The U.K. is a firm ally of Canada’s and will work alongside you, both inside and outside the WTO, to resolve those disputes with third parties that threaten our mutual prosperity. In the future, the best model to defend that prosperity will be based not on territorial groupings, but on alliances of those nations that are committed to free, fair and open trade. There are thousands of transatlantic projects that make it vital for both our countries to advance this agenda, ranging from such large firms as Rolls Royce, boasting four facilities in Ontario alone, to small companies like Arrugio, a U.K. firm that recently set up its first Toronto office to tap into the city’s expertise in driverless vehicles.
These firms are part of a transatlantic network of high-tech trade and investment that will help to secure jobs and prosperity for the future. To thrive, they will need a strong alliance for free trade between what are the world’s fifth- and tenth-largest economies.

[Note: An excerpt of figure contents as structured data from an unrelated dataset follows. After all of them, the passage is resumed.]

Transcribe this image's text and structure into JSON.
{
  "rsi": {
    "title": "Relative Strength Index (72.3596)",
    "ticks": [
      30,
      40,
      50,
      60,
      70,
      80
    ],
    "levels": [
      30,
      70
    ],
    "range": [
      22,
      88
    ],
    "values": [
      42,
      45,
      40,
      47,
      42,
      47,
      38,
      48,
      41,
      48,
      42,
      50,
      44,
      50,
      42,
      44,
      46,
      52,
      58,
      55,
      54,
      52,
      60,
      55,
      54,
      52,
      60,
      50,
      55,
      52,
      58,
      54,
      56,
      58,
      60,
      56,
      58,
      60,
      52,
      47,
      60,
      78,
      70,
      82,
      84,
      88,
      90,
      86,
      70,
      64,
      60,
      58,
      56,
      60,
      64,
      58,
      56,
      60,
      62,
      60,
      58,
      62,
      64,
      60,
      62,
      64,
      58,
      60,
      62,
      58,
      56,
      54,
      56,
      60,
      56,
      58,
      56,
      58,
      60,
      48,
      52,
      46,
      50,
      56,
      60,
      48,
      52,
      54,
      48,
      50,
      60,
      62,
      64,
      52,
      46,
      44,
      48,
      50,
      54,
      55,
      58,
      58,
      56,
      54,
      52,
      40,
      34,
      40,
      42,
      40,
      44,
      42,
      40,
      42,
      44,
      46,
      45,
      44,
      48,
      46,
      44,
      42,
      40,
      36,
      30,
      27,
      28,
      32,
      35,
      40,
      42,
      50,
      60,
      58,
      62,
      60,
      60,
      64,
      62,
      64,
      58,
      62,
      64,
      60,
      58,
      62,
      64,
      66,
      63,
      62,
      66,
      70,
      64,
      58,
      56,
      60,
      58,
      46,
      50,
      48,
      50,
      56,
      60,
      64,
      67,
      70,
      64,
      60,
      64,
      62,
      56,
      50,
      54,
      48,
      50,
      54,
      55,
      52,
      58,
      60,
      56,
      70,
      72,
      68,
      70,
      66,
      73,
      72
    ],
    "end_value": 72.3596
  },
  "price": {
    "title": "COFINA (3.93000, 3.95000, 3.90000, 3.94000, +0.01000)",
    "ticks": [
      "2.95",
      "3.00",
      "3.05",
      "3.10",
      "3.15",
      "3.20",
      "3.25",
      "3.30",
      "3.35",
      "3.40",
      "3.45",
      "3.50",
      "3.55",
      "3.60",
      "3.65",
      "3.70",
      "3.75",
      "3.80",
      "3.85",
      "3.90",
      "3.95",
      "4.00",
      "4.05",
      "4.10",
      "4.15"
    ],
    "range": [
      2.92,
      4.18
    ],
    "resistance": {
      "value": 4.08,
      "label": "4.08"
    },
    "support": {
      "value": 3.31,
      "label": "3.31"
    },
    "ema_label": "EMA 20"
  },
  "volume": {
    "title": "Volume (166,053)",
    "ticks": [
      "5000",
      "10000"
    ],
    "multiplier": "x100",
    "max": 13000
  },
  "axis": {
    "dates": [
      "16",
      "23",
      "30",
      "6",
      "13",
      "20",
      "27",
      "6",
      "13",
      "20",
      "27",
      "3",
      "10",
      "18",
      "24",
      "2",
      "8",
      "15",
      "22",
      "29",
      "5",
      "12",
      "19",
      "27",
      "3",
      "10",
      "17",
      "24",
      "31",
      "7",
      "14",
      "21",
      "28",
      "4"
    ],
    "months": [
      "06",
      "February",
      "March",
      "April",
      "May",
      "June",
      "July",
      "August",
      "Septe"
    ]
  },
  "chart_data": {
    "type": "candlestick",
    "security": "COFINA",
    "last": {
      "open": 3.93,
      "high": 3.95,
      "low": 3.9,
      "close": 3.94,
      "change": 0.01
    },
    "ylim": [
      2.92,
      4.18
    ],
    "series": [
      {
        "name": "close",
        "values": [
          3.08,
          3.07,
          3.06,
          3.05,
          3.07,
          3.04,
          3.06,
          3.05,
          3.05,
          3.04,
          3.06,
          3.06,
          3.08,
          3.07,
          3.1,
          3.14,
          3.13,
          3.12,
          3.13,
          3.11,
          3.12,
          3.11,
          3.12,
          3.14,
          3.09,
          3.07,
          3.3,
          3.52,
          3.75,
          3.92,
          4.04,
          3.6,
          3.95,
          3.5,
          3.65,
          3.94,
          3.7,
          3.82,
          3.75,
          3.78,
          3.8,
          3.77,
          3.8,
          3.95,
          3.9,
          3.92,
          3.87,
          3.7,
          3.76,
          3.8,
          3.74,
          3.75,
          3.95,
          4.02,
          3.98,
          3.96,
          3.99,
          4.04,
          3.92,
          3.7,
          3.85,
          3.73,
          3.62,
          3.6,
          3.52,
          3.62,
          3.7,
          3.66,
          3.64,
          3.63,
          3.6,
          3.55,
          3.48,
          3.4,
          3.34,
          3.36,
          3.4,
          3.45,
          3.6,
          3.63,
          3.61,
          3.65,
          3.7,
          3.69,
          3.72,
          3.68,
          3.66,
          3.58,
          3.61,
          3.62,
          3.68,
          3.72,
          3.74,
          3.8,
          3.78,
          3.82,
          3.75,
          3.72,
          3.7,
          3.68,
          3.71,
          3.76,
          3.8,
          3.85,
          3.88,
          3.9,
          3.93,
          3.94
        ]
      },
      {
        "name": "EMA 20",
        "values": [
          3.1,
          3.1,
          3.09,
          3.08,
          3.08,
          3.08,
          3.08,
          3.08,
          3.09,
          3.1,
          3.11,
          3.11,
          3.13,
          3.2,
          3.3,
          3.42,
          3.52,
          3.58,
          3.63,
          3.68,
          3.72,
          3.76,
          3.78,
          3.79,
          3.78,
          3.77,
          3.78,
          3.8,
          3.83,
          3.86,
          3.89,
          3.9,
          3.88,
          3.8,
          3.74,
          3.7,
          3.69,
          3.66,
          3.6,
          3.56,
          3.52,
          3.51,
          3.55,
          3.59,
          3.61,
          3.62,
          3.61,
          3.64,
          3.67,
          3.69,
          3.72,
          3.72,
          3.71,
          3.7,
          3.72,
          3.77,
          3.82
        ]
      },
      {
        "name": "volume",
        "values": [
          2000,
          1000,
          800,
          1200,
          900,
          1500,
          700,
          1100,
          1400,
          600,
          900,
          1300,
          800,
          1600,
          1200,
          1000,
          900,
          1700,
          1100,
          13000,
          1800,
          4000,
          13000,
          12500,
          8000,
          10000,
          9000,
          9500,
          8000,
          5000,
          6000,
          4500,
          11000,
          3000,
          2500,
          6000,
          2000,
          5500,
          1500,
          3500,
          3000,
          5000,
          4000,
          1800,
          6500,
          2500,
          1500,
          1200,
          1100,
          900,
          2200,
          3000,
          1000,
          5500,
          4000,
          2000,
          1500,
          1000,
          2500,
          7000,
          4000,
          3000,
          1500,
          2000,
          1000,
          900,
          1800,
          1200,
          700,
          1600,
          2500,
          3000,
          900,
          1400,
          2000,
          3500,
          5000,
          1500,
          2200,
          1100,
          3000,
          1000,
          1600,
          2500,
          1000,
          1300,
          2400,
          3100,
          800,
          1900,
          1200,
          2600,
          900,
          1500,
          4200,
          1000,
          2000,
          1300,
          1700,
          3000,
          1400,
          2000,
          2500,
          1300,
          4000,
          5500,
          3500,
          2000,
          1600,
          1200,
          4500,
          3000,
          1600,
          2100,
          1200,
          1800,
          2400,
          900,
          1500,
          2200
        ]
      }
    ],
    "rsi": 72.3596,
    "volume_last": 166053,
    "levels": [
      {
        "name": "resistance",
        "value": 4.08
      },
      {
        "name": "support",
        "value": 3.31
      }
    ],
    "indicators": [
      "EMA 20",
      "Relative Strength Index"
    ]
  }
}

This builds on our bonds of friendship, our shared values as well as the unprecedented co-operation between our two governments, highlighted by the agreement last September between our countries’ prime ministers, Theresa May and Justin Trudeau, for a seamless transition to a new bilateral trading agreement after the U.K. exits the European Union.
For the first time in four decades, the U.K. will be able to pursue an independent trade policy, allowing us to renew and strengthen our relationship with key allies like Canada. This opportunity — and the information revolution that continues to reduce the geographical barriers between us — gives Canada and the U.K. the chance to build a unique partnership, standing shoulder to shoulder in an uncertain world and defending our prosperity against the siren song of protectionism.
With a strong alliance, new technology and bold leadership, Canada and the U.K. can work together as never before to build a better world.